Bij de beantwoording van de signaleringsvraag (Ellen et al., 2011) blijkt dat waarden gezien worden als een van de grootste belemmeringen. Hiermee wordt bedoeld de waarden en (norm-) interpretaties die richtinggevend en/of bepalend zijn voor besluiten. Met betrekking tot financieel-economische belemmeringen wordt er aandacht besteed aan de aansprakelijkheid bij en het omgaan met risico’s en het ontbreken van een eenduidig afwegings- en verdelingskader van kosten en baten.

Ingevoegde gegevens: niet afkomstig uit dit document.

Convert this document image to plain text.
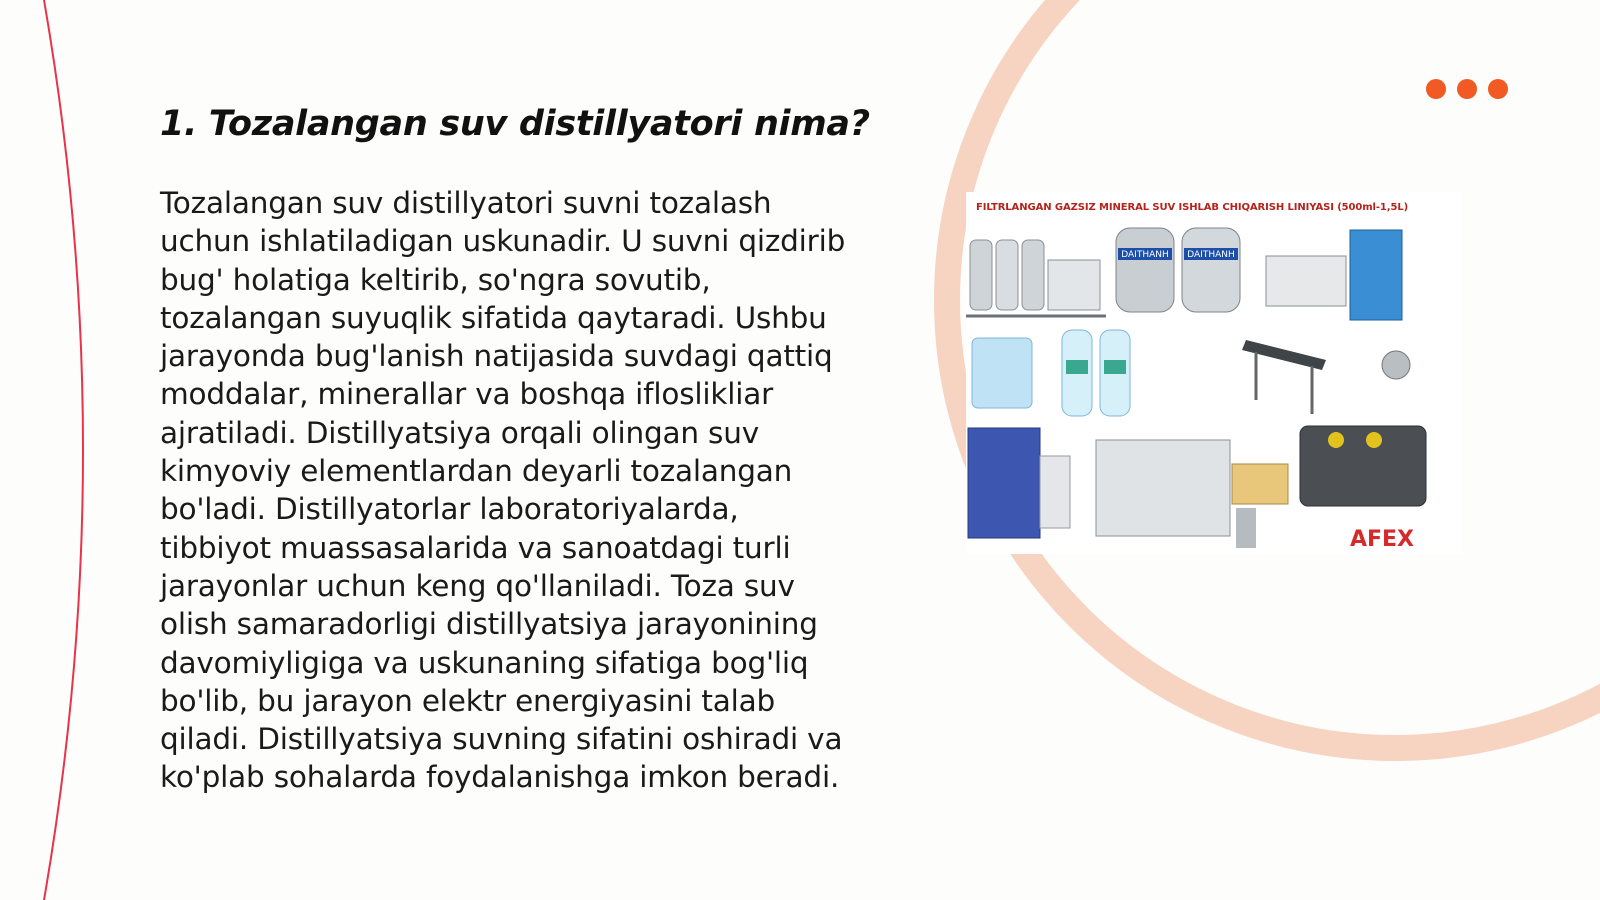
1. Tozalangan suv distillyatori nima?

Tozalangan suv distillyatori suvni tozalash uchun ishlatiladigan uskunadir. U suvni qizdirib bug' holatiga keltirib, so'ngra sovutib, tozalangan suyuqlik sifatida qaytaradi. Ushbu jarayonda bug'lanish natijasida suvdagi qattiq moddalar, minerallar va boshqa ifloslikliar ajratiladi. Distillyatsiya orqali olingan suv kimyoviy elementlardan deyarli tozalangan bo'ladi. Distillyatorlar laboratoriyalarda, tibbiyot muassasalarida va sanoatdagi turli jarayonlar uchun keng qo'llaniladi. Toza suv olish samaradorligi distillyatsiya jarayonining davomiyligiga va uskunaning sifatiga bog'liq bo'lib, bu jarayon elektr energiyasini talab qiladi. Distillyatsiya suvning sifatini oshiradi va ko'plab sohalarda foydalanishga imkon beradi.

FILTRLANGAN GAZSIZ MINERAL SUV ISHLAB CHIQARISH LINIYASI (500ml-1,5L)
DAITHANH DAITHANH
AFEX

Onderstaand figuur geeft een visualisatie van de juridische mogelijkheid van een ‘go’ of ‘no go’ voor het multifunctioneel gebruik van waterkeringen. Opgemerkt kan worden dat de wetgeving multifunctioneel medegebruik niet principieel in de weg staat (Ellen et al., 2011).
Bron figuur: AT Osborne, 2011.
In alle gevallen bleken de belemmeringen rondom instrumenten: beleids- en regelgevinginstrumenten beperkt. Dit betekent dat bouwen in en op waterkeringen niet onmogelijk is en dat het vooral aan het willen van partijen ligt (en niet aan het moeten of kunnen). Het ingestoken proces van planvorming tot realisatie speelt een belangrijke rol. Ook bouwen aan onderling vertrouwen tussen de verschillende stakeholders is van belang. Diverse tools zijn beschikbaar om het proces dusdanig in te richten dat de relevante stakeholders in de juiste fase worden betrokken en gedeelde belangen gefilterd kunnen worden.

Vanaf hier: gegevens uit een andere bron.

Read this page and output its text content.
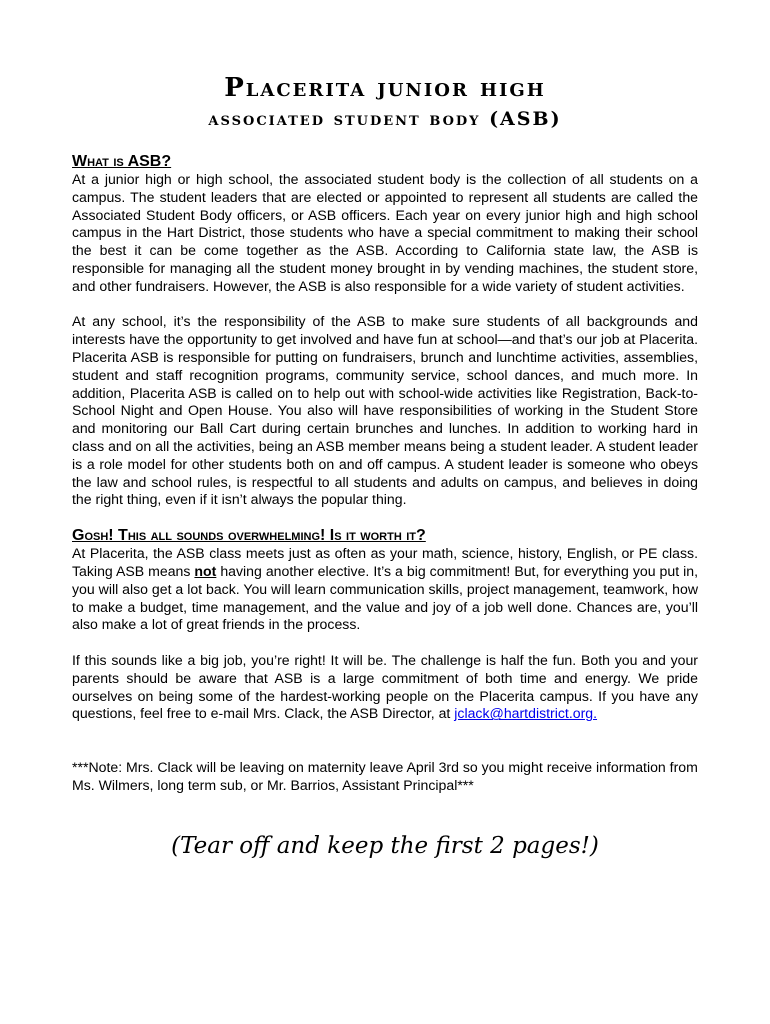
Placerita junior high
associated student body (ASB)
What is ASB?

At a junior high or high school, the associated student body is the collection of all students on a campus. The student leaders that are elected or appointed to represent all students are called the Associated Student Body officers, or ASB officers. Each year on every junior high and high school campus in the Hart District, those students who have a special commitment to making their school the best it can be come together as the ASB. According to California state law, the ASB is responsible for managing all the student money brought in by vending machines, the student store, and other fundraisers. However, the ASB is also responsible for a wide variety of student activities.

At any school, it’s the responsibility of the ASB to make sure students of all backgrounds and interests have the opportunity to get involved and have fun at school—and that’s our job at Placerita. Placerita ASB is responsible for putting on fundraisers, brunch and lunchtime activities, assemblies, student and staff recognition programs, community service, school dances, and much more. In addition, Placerita ASB is called on to help out with school-wide activities like Registration, Back-to-School Night and Open House. You also will have responsibilities of working in the Student Store and monitoring our Ball Cart during certain brunches and lunches. In addition to working hard in class and on all the activities, being an ASB member means being a student leader. A student leader is a role model for other students both on and off campus. A student leader is someone who obeys the law and school rules, is respectful to all students and adults on campus, and believes in doing the right thing, even if it isn’t always the popular thing.

Gosh! This all sounds overwhelming! Is it worth it?

At Placerita, the ASB class meets just as often as your math, science, history, English, or PE class. Taking ASB means not having another elective. It’s a big commitment! But, for everything you put in, you will also get a lot back. You will learn communication skills, project management, teamwork, how to make a budget, time management, and the value and joy of a job well done. Chances are, you’ll also make a lot of great friends in the process.

If this sounds like a big job, you’re right! It will be. The challenge is half the fun. Both you and your parents should be aware that ASB is a large commitment of both time and energy. We pride ourselves on being some of the hardest-working people on the Placerita campus. If you have any questions, feel free to e-mail Mrs. Clack, the ASB Director, at jclack@hartdistrict.org.

***Note: Mrs. Clack will be leaving on maternity leave April 3rd so you might receive information from Ms. Wilmers, long term sub, or Mr. Barrios, Assistant Principal***

(Tear off and keep the first 2 pages!)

De kosten voor het aanleggen van een extra functie op een bestaande waterkering komen normaal gesproken voor rekening van de initiatiefnemer van het medegebruik.
Toekomstige dijkversterkingen kunnen hinder en extra kosten opleveren, waarbij er over de verantwoordelijkheid voor de kosten onduidelijkheid zou kunnen (gaan) bestaan. Een voorbeeld is het plaatsen van windturbines, waarbij de waterkering nu wel voldoet aan de norm, maar als de norm strenger wordt niet meer. De vraag is dan wie de meerkosten als gevolg van het medegebruik moet dragen. Daarnaast kent medegebruik een korte levensduur dan de waterkering zelf. De vraag die rijst betreft hoe omgegaan kan worden met blijvende constructieve elementen in de ondergrond.
Het Interprovinciaal Overleg (IPO) is een discussie opgestart over het multifunctioneel gebruik van waterkeringen voor windenergie. Mogelijkerwijs zou er binnen de beleidsregel voor windturbines meer ruimte moeten komen voor multifunctionele oplossingen. Ook dienen de kennisleemtes op het gebied van ontwerpen, toetsen en beheer nader te worden ingevuld.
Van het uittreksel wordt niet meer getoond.